The package implements two interfaces from `forge.lthn.ai/core/go-inference`:

**inference.Backend**:
- `Name() string` — returns `"rocm"`
- `Available() bool` — /dev/kfd + llama-server present
- `LoadModel(path string, opts ...LoadOption) (TextModel, error)` — spawns llama-server

**inference.TextModel**:
- `Generate(ctx context.Context, prompt string, opts ...GenerateOption) iter.Seq[Token]`
- `Chat(ctx context.Context, messages []Message, opts ...GenerateOption) iter.Seq[Token]`
- `ModelType() string` — GGUF architecture string
- `Err() error` — last error from Generate/Chat, mutex-protected
- `Close() error` — SIGTERM/SIGKILL shutdown

Known limitation: `Err()` is a single shared field. With concurrent Generate/Chat calls on the same model, errors from simultaneous callers can overwrite each other (last writer wins). This is a known constraint of the go-inference interface design, not a bug in this package.

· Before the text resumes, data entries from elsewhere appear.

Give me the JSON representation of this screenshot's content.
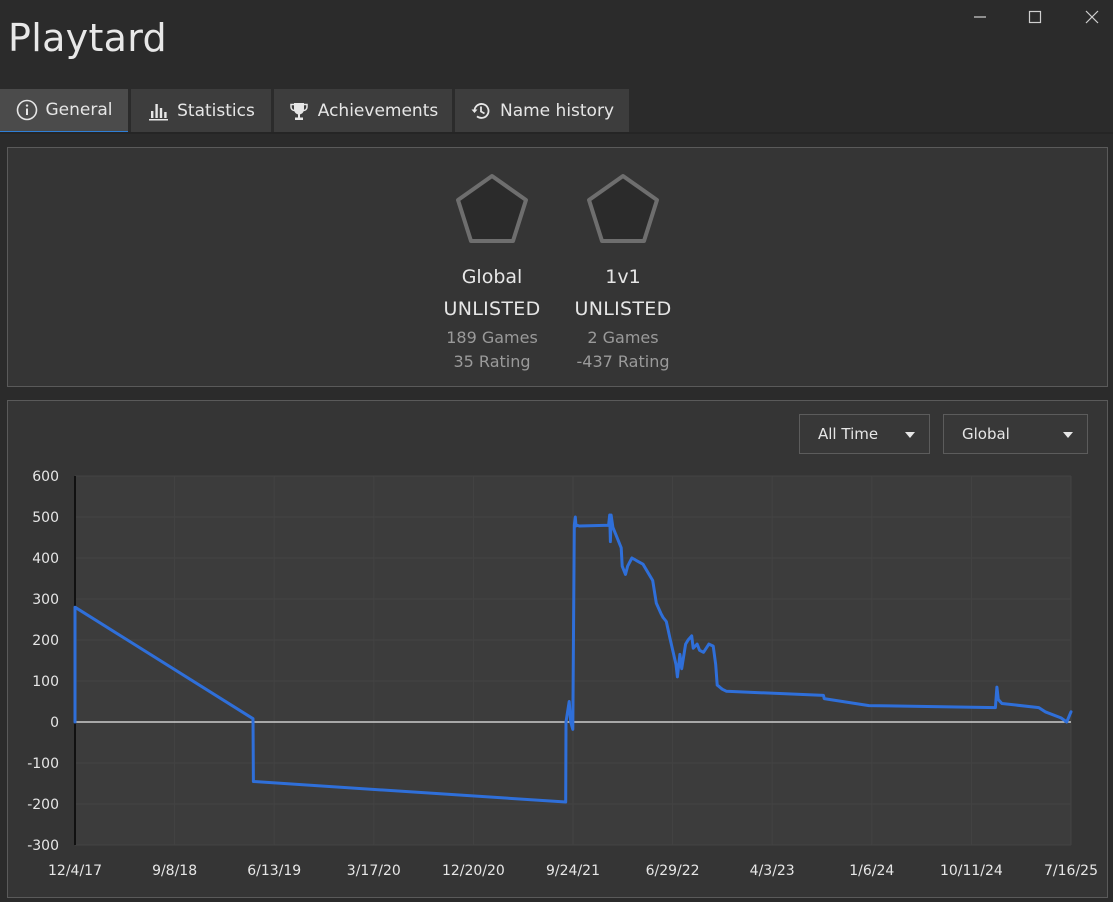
{
  "window": {
    "title": "Playtard"
  },
  "tabs": [
    {
      "label": "General",
      "icon": "info-icon",
      "active": true
    },
    {
      "label": "Statistics",
      "icon": "bar-chart-icon",
      "active": false
    },
    {
      "label": "Achievements",
      "icon": "trophy-icon",
      "active": false
    },
    {
      "label": "Name history",
      "icon": "history-icon",
      "active": false
    }
  ],
  "ranks": [
    {
      "name": "Global",
      "status": "UNLISTED",
      "games": "189 Games",
      "rating": "35 Rating"
    },
    {
      "name": "1v1",
      "status": "UNLISTED",
      "games": "2 Games",
      "rating": "-437 Rating"
    }
  ],
  "filters": {
    "time_range": "All Time",
    "mode": "Global"
  },
  "colors": {
    "accent": "#2f7fd6",
    "line": "#2f6fd9",
    "background": "#2b2b2b",
    "panel": "#353535",
    "plot": "#3c3c3c"
  },
  "chart_data": {
    "type": "line",
    "title": "",
    "xlabel": "",
    "ylabel": "",
    "ylim": [
      -300,
      600
    ],
    "yticks": [
      "600",
      "500",
      "400",
      "300",
      "200",
      "100",
      "0",
      "-100",
      "-200",
      "-300"
    ],
    "xticks": [
      "12/4/17",
      "9/8/18",
      "6/13/19",
      "3/17/20",
      "12/20/20",
      "9/24/21",
      "6/29/22",
      "4/3/23",
      "1/6/24",
      "10/11/24",
      "7/16/25"
    ],
    "xlim": [
      "2017-12-04",
      "2025-07-16"
    ],
    "grid": true,
    "series": [
      {
        "x": [
          "2017-12-04",
          "2017-12-04",
          "2017-12-04",
          "2019-04-15",
          "2019-04-16",
          "2021-09-04",
          "2021-09-05",
          "2021-09-14",
          "2021-09-18",
          "2021-09-24",
          "2021-09-28",
          "2021-10-01",
          "2021-10-03",
          "2021-10-05",
          "2021-10-12",
          "2022-01-02",
          "2022-01-05",
          "2022-01-07",
          "2022-01-09",
          "2022-01-14",
          "2022-02-06",
          "2022-02-09",
          "2022-02-18",
          "2022-02-24",
          "2022-03-08",
          "2022-03-18",
          "2022-04-08",
          "2022-05-05",
          "2022-05-15",
          "2022-05-28",
          "2022-06-03",
          "2022-06-12",
          "2022-06-22",
          "2022-07-09",
          "2022-07-13",
          "2022-07-20",
          "2022-07-25",
          "2022-08-05",
          "2022-08-12",
          "2022-08-22",
          "2022-08-26",
          "2022-09-06",
          "2022-09-13",
          "2022-09-24",
          "2022-10-09",
          "2022-10-21",
          "2022-10-28",
          "2022-11-01",
          "2022-11-08",
          "2022-11-15",
          "2022-11-27",
          "2023-08-25",
          "2023-08-27",
          "2023-09-11",
          "2023-12-30",
          "2024-12-17",
          "2024-12-21",
          "2024-12-25",
          "2025-01-04",
          "2025-04-17",
          "2025-05-05",
          "2025-06-18",
          "2025-07-04",
          "2025-07-16"
        ],
        "y": [
          0,
          280,
          280,
          8,
          -145,
          -195,
          0,
          50,
          0,
          -18,
          480,
          500,
          478,
          480,
          478,
          480,
          505,
          440,
          505,
          475,
          425,
          380,
          360,
          380,
          400,
          395,
          385,
          345,
          290,
          265,
          255,
          245,
          205,
          140,
          110,
          165,
          130,
          190,
          200,
          210,
          180,
          190,
          175,
          170,
          190,
          185,
          140,
          90,
          85,
          80,
          75,
          65,
          57,
          55,
          40,
          35,
          85,
          55,
          45,
          35,
          25,
          10,
          0,
          25
        ]
      }
    ]
  }
}
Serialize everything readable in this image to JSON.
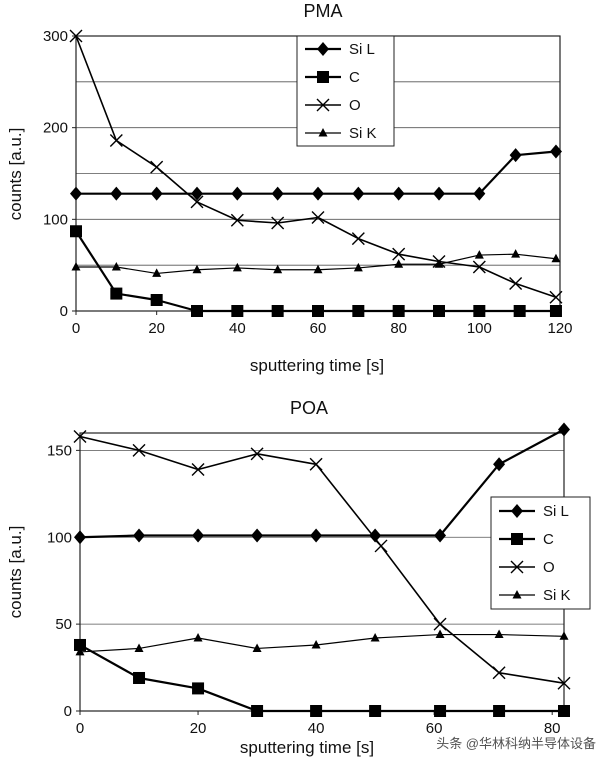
{
  "chart_data": [
    {
      "type": "line",
      "title": "PMA",
      "xlabel": "sputtering time [s]",
      "ylabel": "counts [a.u.]",
      "xlim": [
        0,
        120
      ],
      "ylim": [
        0,
        300
      ],
      "xticks": [
        0,
        20,
        40,
        60,
        80,
        100,
        120
      ],
      "yticks": [
        0,
        100,
        200,
        300
      ],
      "gridlines": [
        50,
        100,
        150,
        200,
        250,
        300
      ],
      "legend_position": "top-center",
      "series": [
        {
          "name": "Si L",
          "marker": "diamond",
          "x": [
            0,
            10,
            20,
            30,
            40,
            50,
            60,
            70,
            80,
            90,
            100,
            109,
            119
          ],
          "y": [
            128,
            128,
            128,
            128,
            128,
            128,
            128,
            128,
            128,
            128,
            128,
            170,
            174
          ]
        },
        {
          "name": "C",
          "marker": "square",
          "x": [
            0,
            10,
            20,
            30,
            40,
            50,
            60,
            70,
            80,
            90,
            100,
            110,
            119
          ],
          "y": [
            87,
            19,
            12,
            0,
            0,
            0,
            0,
            0,
            0,
            0,
            0,
            0,
            0
          ]
        },
        {
          "name": "O",
          "marker": "x",
          "x": [
            0,
            10,
            20,
            30,
            40,
            50,
            60,
            70,
            80,
            90,
            100,
            109,
            119
          ],
          "y": [
            300,
            186,
            157,
            119,
            99,
            96,
            102,
            79,
            62,
            54,
            48,
            30,
            15
          ]
        },
        {
          "name": "Si K",
          "marker": "triangle",
          "x": [
            0,
            10,
            20,
            30,
            40,
            50,
            60,
            70,
            80,
            90,
            100,
            109,
            119
          ],
          "y": [
            48,
            48,
            41,
            45,
            47,
            45,
            45,
            47,
            51,
            51,
            61,
            62,
            57
          ]
        }
      ]
    },
    {
      "type": "line",
      "title": "POA",
      "xlabel": "sputtering time [s]",
      "ylabel": "counts [a.u.]",
      "xlim": [
        0,
        82
      ],
      "ylim": [
        0,
        160
      ],
      "xticks": [
        0,
        20,
        40,
        60,
        80
      ],
      "yticks": [
        0,
        50,
        100,
        150
      ],
      "gridlines": [
        50,
        100,
        150
      ],
      "legend_position": "right",
      "series": [
        {
          "name": "Si L",
          "marker": "diamond",
          "x": [
            0,
            10,
            20,
            30,
            40,
            50,
            61,
            71,
            82
          ],
          "y": [
            100,
            101,
            101,
            101,
            101,
            101,
            101,
            142,
            162
          ]
        },
        {
          "name": "C",
          "marker": "square",
          "x": [
            0,
            10,
            20,
            30,
            40,
            50,
            61,
            71,
            82
          ],
          "y": [
            38,
            19,
            13,
            0,
            0,
            0,
            0,
            0,
            0
          ]
        },
        {
          "name": "O",
          "marker": "x",
          "x": [
            0,
            10,
            20,
            30,
            40,
            51,
            61,
            71,
            82
          ],
          "y": [
            158,
            150,
            139,
            148,
            142,
            95,
            50,
            22,
            16
          ]
        },
        {
          "name": "Si K",
          "marker": "triangle",
          "x": [
            0,
            10,
            20,
            30,
            40,
            50,
            61,
            71,
            82
          ],
          "y": [
            34,
            36,
            42,
            36,
            38,
            42,
            44,
            44,
            43
          ]
        }
      ]
    }
  ],
  "watermark": {
    "text": "头条 @华林科纳半导体设备"
  }
}
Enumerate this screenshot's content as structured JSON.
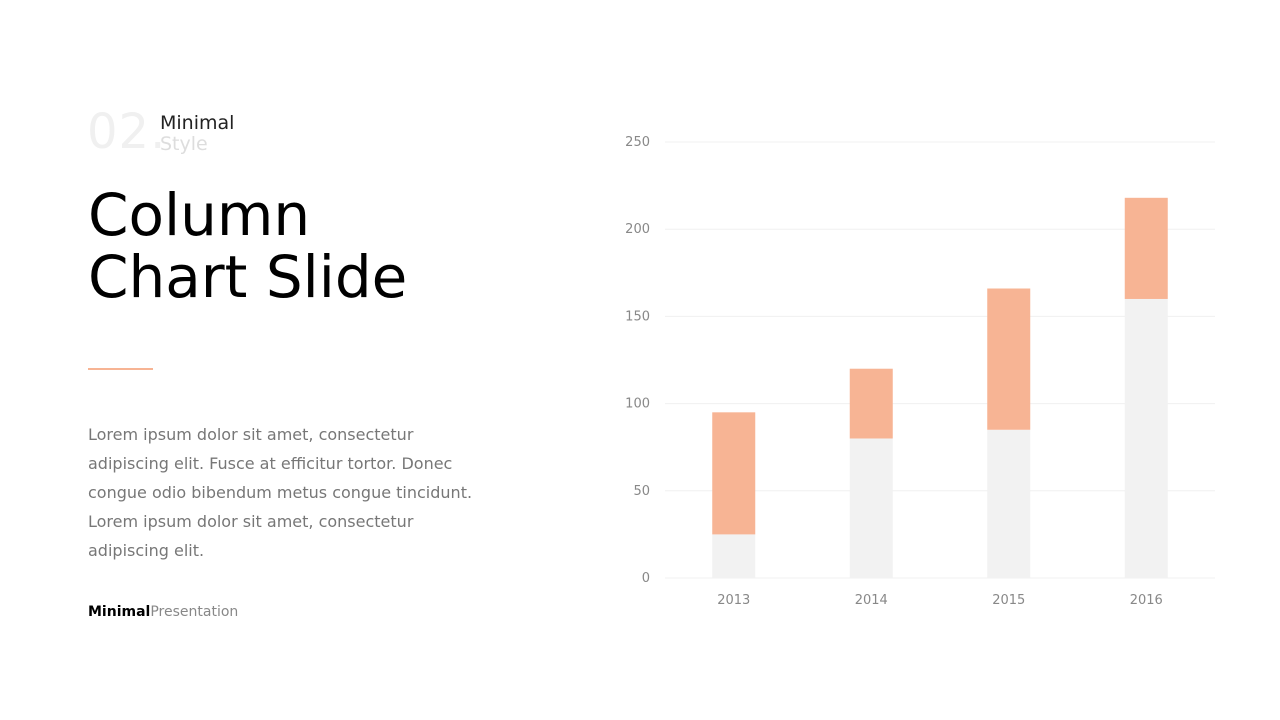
{
  "slide": {
    "number": "02.",
    "subtitle_line1": "Minimal",
    "subtitle_line2": "Style",
    "title": "Column\nChart Slide",
    "body": "Lorem ipsum dolor sit amet, consectetur adipiscing elit. Fusce at efficitur tortor. Donec congue odio bibendum metus congue tincidunt. Lorem ipsum dolor sit amet, consectetur adipiscing elit.",
    "footer_bold": "Minimal",
    "footer_light": "Presentation",
    "accent_color": "#f7b494"
  },
  "chart_data": {
    "type": "bar",
    "stacked": true,
    "categories": [
      "2013",
      "2014",
      "2015",
      "2016"
    ],
    "series": [
      {
        "values": [
          25,
          80,
          85,
          160
        ],
        "color": "#f2f2f2"
      },
      {
        "values": [
          70,
          40,
          81,
          58
        ],
        "color": "#f7b494"
      }
    ],
    "ylim": [
      0,
      250
    ],
    "yticks": [
      0,
      50,
      100,
      150,
      200,
      250
    ],
    "grid": true,
    "legend": "none"
  }
}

`StopTokens []int32` from `GenerateConfig` is ignored. llama-server's OpenAI-compatible API accepts stop sequences as strings, not token IDs, and mapping between them requires a tokeniser. No current consumer of go-rocm uses StopTokens.

## Concurrency and Parallel Slots

llama-server serialises concurrent requests through its slot system. With the default of one slot, simultaneous calls to `Generate()` on the same model are queued server-side. Aggregate throughput still scales because the GPU is not idle during serialised requests.

`inference.WithParallelSlots(n)` passes `--parallel N` to llama-server, enabling true parallel inference across N context slots. Each slot maintains its own KV cache, so VRAM usage scales with `parallelSlots * contextLen`. With 4 slots at ctx=2048 on the RX 7800 XT, the additional VRAM cost is approximately 200 MiB for Gemma3-4B.

## go-inference Ecosystem Position

```
go-inference    — shared TextModel/Backend interfaces (no deps)
     |
go-rocm         — AMD ROCm backend (this package)
go-mlx          — Apple Metal backend (macOS, CGO, Safetensors)
     |
go-ml           — scoring engine, wraps both backends transparently
     |
go-ai           — MCP server + facade, imports go-ml
go-i18n         — grammar engine, may use for batch classification
```

go-rocm registers itself automatically. go-ml selects the appropriate backend at runtime based on `Available()`.